Episode 14

Chapitre 9


    Ethan était couché sur son lit, somnolent, laissant ses pensées divaguer, quand quelqu’un entra dans sa cellule. Il ne bougea pas, n’ayant pas envie de montrer un tant soit peu
d’intérêt à ses geôliers. Mais quand il réalisa qu’il s’agissait d’Oceany, il se redressa et s’assit sur son lit. Elle était la seule à qui il acceptait de parler, parce qu’elle était de la même
race que lui. Elle vint s’installer à côté de lui et après l’avoir observé un court instant, se mit à parler.
« Ca va ?
– J’ai vu mieux, grommela-t-il.
– Oui, je m’en doute, mais comme ça, vous pourrez mieux comprendre les conditions de vie, ici. Vous avez réfléchi à notre conversation d’hier soir ?
– Oui.
– Et ?
– Rien.

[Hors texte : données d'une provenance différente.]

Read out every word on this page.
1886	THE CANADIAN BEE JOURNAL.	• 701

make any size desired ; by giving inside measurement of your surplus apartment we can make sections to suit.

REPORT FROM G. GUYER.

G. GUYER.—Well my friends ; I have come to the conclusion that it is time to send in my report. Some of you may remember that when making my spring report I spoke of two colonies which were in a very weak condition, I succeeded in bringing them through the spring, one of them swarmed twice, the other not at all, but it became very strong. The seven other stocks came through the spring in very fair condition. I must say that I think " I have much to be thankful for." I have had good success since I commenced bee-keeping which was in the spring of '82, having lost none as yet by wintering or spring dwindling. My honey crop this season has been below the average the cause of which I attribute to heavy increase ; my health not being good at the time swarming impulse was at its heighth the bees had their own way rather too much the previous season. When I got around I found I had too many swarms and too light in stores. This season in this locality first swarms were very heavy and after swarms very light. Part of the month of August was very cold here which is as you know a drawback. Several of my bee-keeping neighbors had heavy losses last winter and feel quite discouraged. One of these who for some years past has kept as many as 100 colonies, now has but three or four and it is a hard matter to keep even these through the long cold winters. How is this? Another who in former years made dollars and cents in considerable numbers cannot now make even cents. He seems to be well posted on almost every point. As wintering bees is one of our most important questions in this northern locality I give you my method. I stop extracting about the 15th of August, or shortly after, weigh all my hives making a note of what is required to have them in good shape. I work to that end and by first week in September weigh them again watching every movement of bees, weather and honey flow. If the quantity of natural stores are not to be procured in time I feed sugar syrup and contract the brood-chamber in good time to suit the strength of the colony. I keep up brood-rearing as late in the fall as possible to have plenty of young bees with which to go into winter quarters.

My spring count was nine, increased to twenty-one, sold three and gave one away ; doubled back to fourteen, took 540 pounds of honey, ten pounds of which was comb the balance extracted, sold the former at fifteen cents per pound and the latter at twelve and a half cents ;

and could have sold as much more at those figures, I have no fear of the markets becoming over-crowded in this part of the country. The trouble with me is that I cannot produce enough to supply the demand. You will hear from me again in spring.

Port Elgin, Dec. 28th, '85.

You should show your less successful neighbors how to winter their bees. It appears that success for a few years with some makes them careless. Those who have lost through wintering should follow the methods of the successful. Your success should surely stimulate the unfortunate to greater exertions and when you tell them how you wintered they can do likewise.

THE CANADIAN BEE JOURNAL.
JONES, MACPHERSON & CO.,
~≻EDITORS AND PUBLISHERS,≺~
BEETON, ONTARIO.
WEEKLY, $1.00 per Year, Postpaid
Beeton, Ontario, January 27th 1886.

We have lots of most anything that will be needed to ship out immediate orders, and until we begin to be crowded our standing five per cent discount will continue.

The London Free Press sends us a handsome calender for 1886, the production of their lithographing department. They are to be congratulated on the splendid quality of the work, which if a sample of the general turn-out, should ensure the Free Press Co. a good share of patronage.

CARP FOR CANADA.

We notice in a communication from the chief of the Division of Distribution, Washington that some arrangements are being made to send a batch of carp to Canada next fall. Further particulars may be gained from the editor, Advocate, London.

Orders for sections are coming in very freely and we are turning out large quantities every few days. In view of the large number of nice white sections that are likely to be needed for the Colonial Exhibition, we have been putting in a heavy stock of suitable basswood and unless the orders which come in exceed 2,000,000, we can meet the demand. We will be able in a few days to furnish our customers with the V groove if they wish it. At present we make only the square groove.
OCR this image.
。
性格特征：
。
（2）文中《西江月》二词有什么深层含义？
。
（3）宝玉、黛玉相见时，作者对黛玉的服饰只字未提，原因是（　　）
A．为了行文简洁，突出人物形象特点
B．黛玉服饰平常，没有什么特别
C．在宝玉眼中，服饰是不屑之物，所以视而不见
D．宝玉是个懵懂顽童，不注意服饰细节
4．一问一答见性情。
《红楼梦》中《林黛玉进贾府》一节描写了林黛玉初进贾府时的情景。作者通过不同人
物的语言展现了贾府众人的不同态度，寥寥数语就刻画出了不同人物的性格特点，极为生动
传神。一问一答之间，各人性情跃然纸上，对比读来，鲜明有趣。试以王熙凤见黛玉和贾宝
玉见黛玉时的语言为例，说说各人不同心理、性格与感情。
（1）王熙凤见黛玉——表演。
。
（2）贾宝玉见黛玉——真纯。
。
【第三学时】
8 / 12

Je continue à penser que vous avez tort et que cette société est la plus parfaite que nous ayons connu jusqu’ici.
– Je ne suis pas d’accord, parce que cette société nous vole ce que nous avons de plus précieux : notre liberté.
– Qu’est ce que vous racontez ?
– Vous avez déjà essayé de sortir de la ville ? Non, bien sûr, mais si vous aviez essayé, vous vous seriez rendu compte que c’était impossible : il n’y a aucune sortie. Vous trouvez ça normal, vous
? Cette ville n’est rien de plus qu’une immense prison et tous nos droits sont bafoués, mais tout le monde s’en fout. Tout le monde sauf une poignée de gens que l’on appelle, de façon péjorative,
rebelles. Nous ne sommes pas des anarchistes, Ethan, nous sommes des défenseurs des droits de l’Homme et je suis certaine qu’au fond de vous, vous êtes comme nous.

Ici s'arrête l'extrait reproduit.